The UK's Jayson Blair?

The trouble is deepening for British journalist Johann Hari.

The Independent's star columnist (and a blogger for The Huffington Post), Hari has already faced allegations of plagiarism this year. Now, he is now facing new accusations that he fabricated parts of an emotional account of life in Central African Republic. He was recently suspended after suspicions that he used an online alias to trash other journalists who had criticized his work, and is currently being investigated.

Hari's story about the French war in the Central African Republic won him the Orwell Prize, but the charity who brought him there told Private Eye magazine that the journalist “completely exaggerated the extent of destruction in Birao” and “completely invented quotes, in particular those of the French soldiers."

According to the charity, which had previously complained to the editor of the Independent and the organizers of the Orwell Prize, Hari harangued an aid worker into translating for him and never filled his promise to exchange notes. The aid worker told the magazine, “The reason for this became clear when his article came out, as most of the content differed from what interviewees told us."

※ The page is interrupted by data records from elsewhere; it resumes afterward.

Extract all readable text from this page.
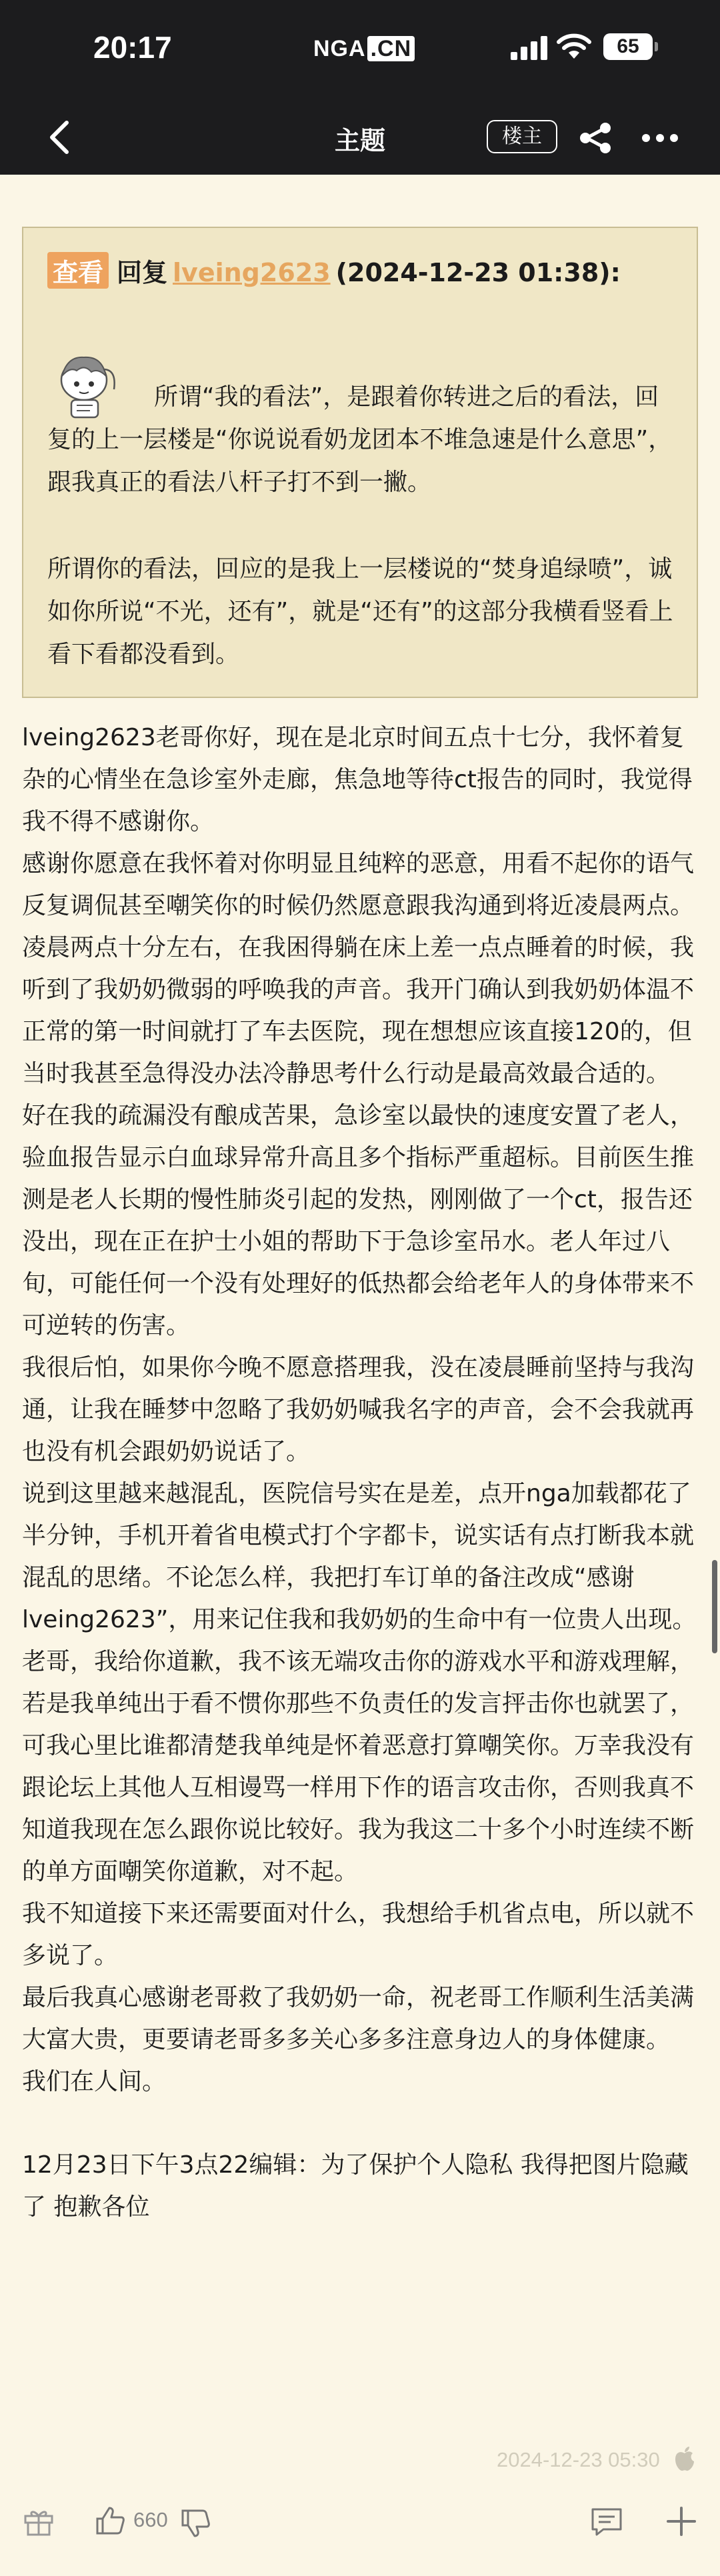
20:17	NGA .CN	65
主题	楼主
查看 回复 lveing2623 (2024-12-23 01:38):
所谓“我的看法”，是跟着你转进之后的看法，回复的上一层楼是“你说说看奶龙团本不堆急速是什么意思”，跟我真正的看法八杆子打不到一撇。
所谓你的看法，回应的是我上一层楼说的“焚身追绿喷”，诚如你所说“不光，还有”，就是“还有”的这部分我横看竖看上看下看都没看到。

lveing2623老哥你好，现在是北京时间五点十七分，我怀着复杂的心情坐在急诊室外走廊，焦急地等待ct报告的同时，我觉得我不得不感谢你。

感谢你愿意在我怀着对你明显且纯粹的恶意，用看不起你的语气反复调侃甚至嘲笑你的时候仍然愿意跟我沟通到将近凌晨两点。

凌晨两点十分左右，在我困得躺在床上差一点点睡着的时候，我听到了我奶奶微弱的呼唤我的声音。我开门确认到我奶奶体温不正常的第一时间就打了车去医院，现在想想应该直接120的，但当时我甚至急得没办法冷静思考什么行动是最高效最合适的。

好在我的疏漏没有酿成苦果，急诊室以最快的速度安置了老人，验血报告显示白血球异常升高且多个指标严重超标。目前医生推测是老人长期的慢性肺炎引起的发热，刚刚做了一个ct，报告还没出，现在正在护士小姐的帮助下于急诊室吊水。老人年过八旬，可能任何一个没有处理好的低热都会给老年人的身体带来不可逆转的伤害。

我很后怕，如果你今晚不愿意搭理我，没在凌晨睡前坚持与我沟通，让我在睡梦中忽略了我奶奶喊我名字的声音，会不会我就再也没有机会跟奶奶说话了。

说到这里越来越混乱，医院信号实在是差，点开nga加载都花了半分钟，手机开着省电模式打个字都卡，说实话有点打断我本就混乱的思绪。不论怎么样，我把打车订单的备注改成“感谢lveing2623”，用来记住我和我奶奶的生命中有一位贵人出现。

老哥，我给你道歉，我不该无端攻击你的游戏水平和游戏理解，若是我单纯出于看不惯你那些不负责任的发言抨击你也就罢了，可我心里比谁都清楚我单纯是怀着恶意打算嘲笑你。万幸我没有跟论坛上其他人互相谩骂一样用下作的语言攻击你，否则我真不知道我现在怎么跟你说比较好。我为我这二十多个小时连续不断的单方面嘲笑你道歉，对不起。

我不知道接下来还需要面对什么，我想给手机省点电，所以就不多说了。

最后我真心感谢老哥救了我奶奶一命，祝老哥工作顺利生活美满大富大贵，更要请老哥多多关心多多注意身边人的身体健康。

我们在人间。

12月23日下午3点22编辑：为了保护个人隐私 我得把图片隐藏了 抱歉各位

2024-12-23 05:30
660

Particularly alarming to the organization was one anecdote in which Hari said French soldiers recounted how children would bring them the severed heads of their parents and scream for help. The aid worker said, "They did not say this. I know because I was there and I did the translating for them."

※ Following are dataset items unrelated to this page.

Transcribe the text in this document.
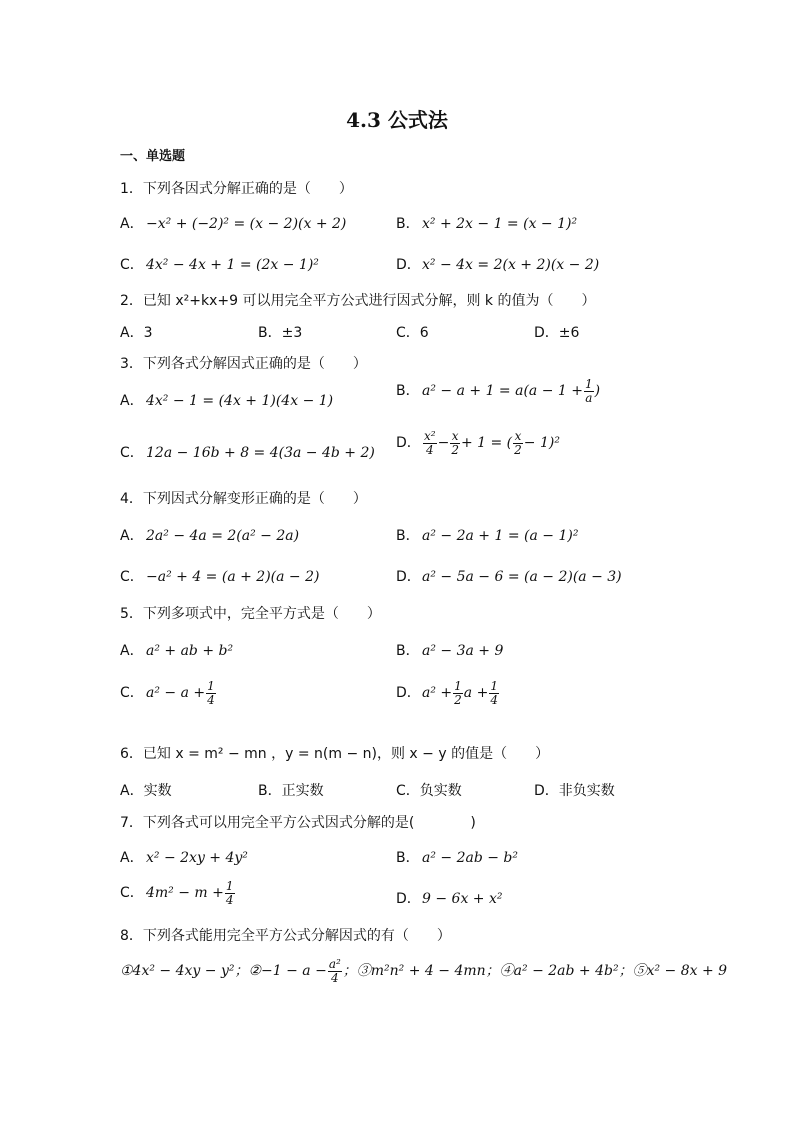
4.3 公式法
一、单选题
1．下列各因式分解正确的是（　　）
A． −x² + (−2)² = (x − 2)(x + 2)	B． x² + 2x − 1 = (x − 1)²
C． 4x² − 4x + 1 = (2x − 1)²	D．x² − 4x = 2(x + 2)(x − 2)
2．已知 x²+kx+9 可以用完全平方公式进行因式分解，则 k 的值为（　　）
A．3	B．±3	C．6	D．±6
3．下列各式分解因式正确的是（　　）
A． 4x² − 1 = (4x + 1)(4x − 1)
B． $a^2 - a + 1 = a(a - 1 + \frac{1}{a}$ )
C． 12a − 16b + 8 = 4(3a − 4b + 2)
D． $\frac{\text{x²}}{4} - \frac{x}{2} + 1$ = ( $\frac{x}{2} - 1)^2$
4．下列因式分解变形正确的是（　　）
A． 2a² − 4a = 2(a² − 2a)	B． a² − 2a + 1 = (a − 1)²
C． −a² + 4 = (a + 2)(a − 2)	D．a² − 5a − 6 = (a − 2)(a − 3)
5．下列多项式中，完全平方式是（　　）
A． a² + ab + b²	B． a² − 3a + 9
C． $a^2 - a + \frac{1}{4}$	D．$a^2 + \frac{1}{2}$ $a + \frac{1}{4}$
6．已知 x = m² − mn ，y = n(m − n)，则 x − y 的值是（　　）
A．实数	B．正实数	C．负实数	D．非负实数
7．下列各式可以用完全平方公式因式分解的是(　　　　)
A． x² − 2xy + 4y²	B． a² − 2ab − b²
C． $4m^2 - m + \frac{1}{4}$	D．9 − 6x + x²
8．下列各式能用完全平方公式分解因式的有（　　）
①4x² − 4xy − y²；②−1 − $a - \frac{\text{a²}}{4}$ ；③m²n² + 4 − 4mn；④a² − 2ab + 4b²；⑤x² − 8x + 9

The fresh allegations have the Telegraph comparing Hari to the New York Times's Jayson Blair. Hari was accused of plagiarism earlier this month after it was discovered that his profile of Afghan women's rights activist Malalai Joya contained quotes from her book as if she had said them to him directly. More troubling is the fact that there have been allegations that he has fabricated events and stretched the truth of stories from as far back as 2003.